L'APPLICATION PRATIQUE DU MESSAGE

Cette petite histoire que nous venons de voir, est celle de tous les élus véritables. Nous marchons tous, au début de notre appel à renaître, sur une terre aride et sauvage, épuisés par les circonstances de la vie, et les nombreux ennemis qui s'en prennent à la foi ou assurance de Christ, que nous avons reçu dans les mérites du sacrifice de la croix. Nos convictions sont fermes et nous pouvons résister aux attaques des réprouvés et des imposteurs, mais nous avons encore beaucoup à apprendre. Il nous faut traverser la rivière des attractions naturelles de la chair, afin de pouvoir manger les fruits d'une communion spirituelle édifiante et merveilleuse. Nous obtenons cette puissance par la réalisation de la Sainte Présence de Christ qui habite en nous, en chacun de ses élus véritables. En d'autres mots, nous sommes tous des messagers de la Sainte Présence, et nous partageons cette grâce sublime avec d'autres élus, comme l'Esprit nous dirige.
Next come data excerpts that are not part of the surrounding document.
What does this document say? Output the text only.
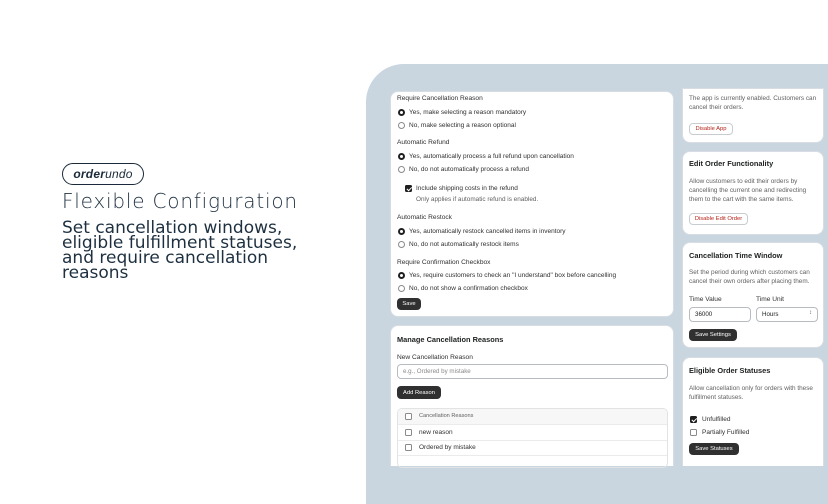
order undo
Flexible Configuration
Set cancellation windows,
eligible fulfillment statuses,
and require cancellation
reasons
Require Cancellation Reason
Yes, make selecting a reason mandatory
No, make selecting a reason optional
Automatic Refund
Yes, automatically process a full refund upon cancellation
No, do not automatically process a refund
Include shipping costs in the refund
Only applies if automatic refund is enabled.
Automatic Restock
Yes, automatically restock cancelled items in inventory
No, do not automatically restock items
Require Confirmation Checkbox
Yes, require customers to check an "I understand" box before cancelling
No, do not show a confirmation checkbox
Save
Manage Cancellation Reasons
New Cancellation Reason
e.g., Ordered by mistake
Add Reason
Cancellation Reasons
new reason
Ordered by mistake
The app is currently enabled. Customers can
cancel their orders.
Disable App
Edit Order Functionality
Allow customers to edit their orders by
cancelling the current one and redirecting
them to the cart with the same items.
Disable Edit Order
Cancellation Time Window
Set the period during which customers can
cancel their own orders after placing them.
Time Value
36000
Time Unit
Hours	↕
Save Settings
Eligible Order Statuses
Allow cancellation only for orders with these
fulfillment statuses.
Unfulfilled
Partially Fulfilled
Save Statuses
Il n'y a rien, absolument rien de plus important, que d'être donné la glorieuse révélation que la Sainte Présence de Christ vient habiter en chacun de nous, et nous donne tous les aspects de sa grâce merveilleuse. Ce trésor précieux inestimable est l'héritage des saints et l'assurance de posséder la vie éternelle dans le moment même. Nous sommes les porteurs de ce message précieux, que nous partageons avec les frères de notre petite communauté, et nous sommes donnés de réaliser que le nombre ne fait pas la force.

Contrairement aux réprouvés imposteurs, nous ne sommes pas des annonciateurs d'une bonne nouvelle. Nous sommes des messagers du Roi des rois, et nous portons son message véritable de sa grâce dans le sacrifice de Christ sur la croix, et sa résurrection d'entre les morts, message qui est vivifié, activé ou animé en chacun de nous, par la puissance de son exaltation comme Sainte Présence. Nous n'annonçons pas ce message, nous le vivons et le partageons entre-nous, car il est sélectif et exclusif, il se rapporte aux élus seuls. En d'autres mots, il n'est pas pour le monde des réprouvés qui, tous sans exception, sont condamnés à la séquestration éternelle dans des souffrances sans fin. Mais le message que nous portons et vivons est l'appel à renaître en une nouvelle vie par la Sainte Présence de Christ qui vient habiter strictement en ses élus véritables, par la pression extrême de son renoncement dans l'émancipation de sa gloire. C'est la raison pour laquelle, l'appel de la grâce est efficace et irrésistible envers les élus, et qu'il y a beaucoup d'appelés mais très peu d'élus. Les réprouvés ont été prédestinés, dans le décret de réprobation, pour résister à l'appel efficace de la grâce. Pour eux, c'est le contraire, il devient l'appel efficace et irrésistible à la disgrâce qui assure leur perdition éternelle. En d'autres mots, ils rejettent la grâce et la déforme pour la soumettre à leurs caprices d'un libre-choix illusoire qui valide les efforts de la dignité humaine, par une volonté qui est esclave de la chair et du péché, et sous la condamnation éternelle de Dieu. Ainsi, comme nous voyons, l'efficacité de l'appel est double comme une Épée à deux tranchants, il est efficace pour la grâce du salut, et efficace pour la disgrâce de la perdition. Le premier se rapporte aux élus, le deuxième aux exclus.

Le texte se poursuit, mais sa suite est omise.